Le camion va et vient, la route est défoncée, à son bord un homme et une femme, ils croisent un camion qui a renversé son chargement de cercueils, et où des autochtones sont visiblement en train de se servir... Après une halte sur une hauteur qui domine une vallée où l'homme explique à sa passagère une situtation tendue où des salopards limitent l'accès à l'eau pour les habitants de la vallée, et plus précisément d'un village qu'on aperçoit en contrebas (une situation qui m'a rappelé le très aimé Milagro de Robert Redford), village où la jeune fille et le chauffeur finissent par arriver et se séparent, chacun des deux va vaquer à ses petites affaires lui livre de l'eau et elle transporte une petite valise rouge à roulettes qui semble contenir le saint-sacrement. On les retourvera en on en saura un peu plus sur chacun par la suite.

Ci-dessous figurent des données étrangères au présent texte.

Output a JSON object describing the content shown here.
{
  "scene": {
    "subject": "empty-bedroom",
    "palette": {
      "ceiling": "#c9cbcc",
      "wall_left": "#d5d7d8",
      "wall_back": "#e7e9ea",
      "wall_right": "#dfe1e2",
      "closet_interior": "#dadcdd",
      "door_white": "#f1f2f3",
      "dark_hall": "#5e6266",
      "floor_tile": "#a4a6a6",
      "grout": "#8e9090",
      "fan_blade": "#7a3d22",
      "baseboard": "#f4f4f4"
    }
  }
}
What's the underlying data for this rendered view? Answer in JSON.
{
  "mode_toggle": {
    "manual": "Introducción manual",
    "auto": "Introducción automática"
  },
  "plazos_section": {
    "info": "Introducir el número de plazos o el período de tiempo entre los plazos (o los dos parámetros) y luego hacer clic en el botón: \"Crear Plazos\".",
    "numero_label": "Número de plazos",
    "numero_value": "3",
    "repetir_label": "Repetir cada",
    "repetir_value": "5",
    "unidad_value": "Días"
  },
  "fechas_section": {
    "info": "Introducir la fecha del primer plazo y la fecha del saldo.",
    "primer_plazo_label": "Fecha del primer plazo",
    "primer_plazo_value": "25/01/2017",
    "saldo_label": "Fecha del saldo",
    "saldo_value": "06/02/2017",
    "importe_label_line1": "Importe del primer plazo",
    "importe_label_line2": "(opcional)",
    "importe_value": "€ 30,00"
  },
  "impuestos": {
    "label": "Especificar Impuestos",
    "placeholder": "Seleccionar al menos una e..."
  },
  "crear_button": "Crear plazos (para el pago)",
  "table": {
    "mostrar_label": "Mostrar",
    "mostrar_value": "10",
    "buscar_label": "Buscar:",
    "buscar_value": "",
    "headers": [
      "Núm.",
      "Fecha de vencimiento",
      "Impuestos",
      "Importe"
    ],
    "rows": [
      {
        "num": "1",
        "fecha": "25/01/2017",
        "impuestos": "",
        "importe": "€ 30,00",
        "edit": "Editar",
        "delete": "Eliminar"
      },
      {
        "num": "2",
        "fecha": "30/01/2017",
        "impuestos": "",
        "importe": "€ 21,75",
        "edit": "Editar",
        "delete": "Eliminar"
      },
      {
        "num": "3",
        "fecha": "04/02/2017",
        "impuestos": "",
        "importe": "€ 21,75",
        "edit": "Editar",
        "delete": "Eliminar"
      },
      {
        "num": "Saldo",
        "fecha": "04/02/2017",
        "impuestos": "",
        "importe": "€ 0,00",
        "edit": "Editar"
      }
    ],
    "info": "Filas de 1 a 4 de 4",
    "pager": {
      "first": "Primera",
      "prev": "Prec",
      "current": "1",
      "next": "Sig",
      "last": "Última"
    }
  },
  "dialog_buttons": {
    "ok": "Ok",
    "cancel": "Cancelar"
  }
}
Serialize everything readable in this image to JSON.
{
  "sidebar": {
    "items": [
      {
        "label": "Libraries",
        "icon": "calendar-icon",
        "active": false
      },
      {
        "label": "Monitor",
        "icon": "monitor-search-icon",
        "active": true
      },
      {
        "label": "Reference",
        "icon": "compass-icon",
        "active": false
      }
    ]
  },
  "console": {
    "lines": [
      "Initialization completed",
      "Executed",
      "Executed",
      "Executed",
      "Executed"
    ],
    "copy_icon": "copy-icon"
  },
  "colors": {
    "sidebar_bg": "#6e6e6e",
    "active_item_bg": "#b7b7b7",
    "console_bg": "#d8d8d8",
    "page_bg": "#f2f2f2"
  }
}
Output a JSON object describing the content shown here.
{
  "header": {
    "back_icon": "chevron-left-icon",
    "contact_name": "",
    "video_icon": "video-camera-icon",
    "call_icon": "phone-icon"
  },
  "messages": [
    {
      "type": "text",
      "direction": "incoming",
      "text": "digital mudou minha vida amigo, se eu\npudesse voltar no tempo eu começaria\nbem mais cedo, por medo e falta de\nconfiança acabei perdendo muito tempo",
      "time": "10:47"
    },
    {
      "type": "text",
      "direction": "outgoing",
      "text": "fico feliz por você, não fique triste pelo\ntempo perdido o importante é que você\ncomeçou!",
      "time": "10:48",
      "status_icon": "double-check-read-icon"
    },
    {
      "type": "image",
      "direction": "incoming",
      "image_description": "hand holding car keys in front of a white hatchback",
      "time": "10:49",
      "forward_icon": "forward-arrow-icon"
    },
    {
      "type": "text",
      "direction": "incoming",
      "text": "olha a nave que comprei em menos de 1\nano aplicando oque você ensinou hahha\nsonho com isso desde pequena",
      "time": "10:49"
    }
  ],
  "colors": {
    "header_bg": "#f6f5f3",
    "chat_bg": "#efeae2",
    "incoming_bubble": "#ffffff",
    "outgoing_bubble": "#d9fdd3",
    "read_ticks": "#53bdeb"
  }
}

La mise en place est longue et complexe, fascinante, pendant un grand moment on fait connaissance avec des personnages, (les habitants de Bacurau, et d'autres : un homme politique qui fait campagne, une infirmière (Sonia Braga) qu'a a d'abord découverte en pocharde énervée, un américain (Udo Kier, dans ses grands jours) qu'on découvre dirigeant un groupe de militaires, de chasseurs ou de snipers, on ne sait pas trop (des gros cons ricain(e)s affolé(e)s de la gâchette), un couple de touristes à moto en combinaisons fluo pas si benêts ou innocents qu'ils veulent en donner l'air, un genre d'ermite qui vit à poil avec sa femme au milieu des plantes, plus des chevaux aux galop qui dont irruption dans le village au milieu de la nuit (c'est très beau), et même -oui oui- un ovni, une bonne vieille soucoupe volante qui vole un peu de guingois comme dans les films ricains des années 60, bref une accumulation de gens, d'actes, de situations, une profusion de scènes qui, au départ, ne semblent pas toujours avoir de rapport entre elles (des scènes qui sont fortes déjà par elles-même, indépendamment) mais dont les corrélations vont se mettre en place petit à petit.
Et donc le spectateur moyen (moi, en l'occurrence) se sent donc un peu perdu, mais en même temps se laisse emporter, impressionné (tétanisé) par ce cinéma violent, baroque, charnel, terrestre, furieux, de plus en plus anxiogène au fur et à mesure que les éléments se mettent en place, et qu'on commence à comprendre la situation... (Avec ces petits cachetons qu'on voit régulièrement glissés dans la bouche des villageois.)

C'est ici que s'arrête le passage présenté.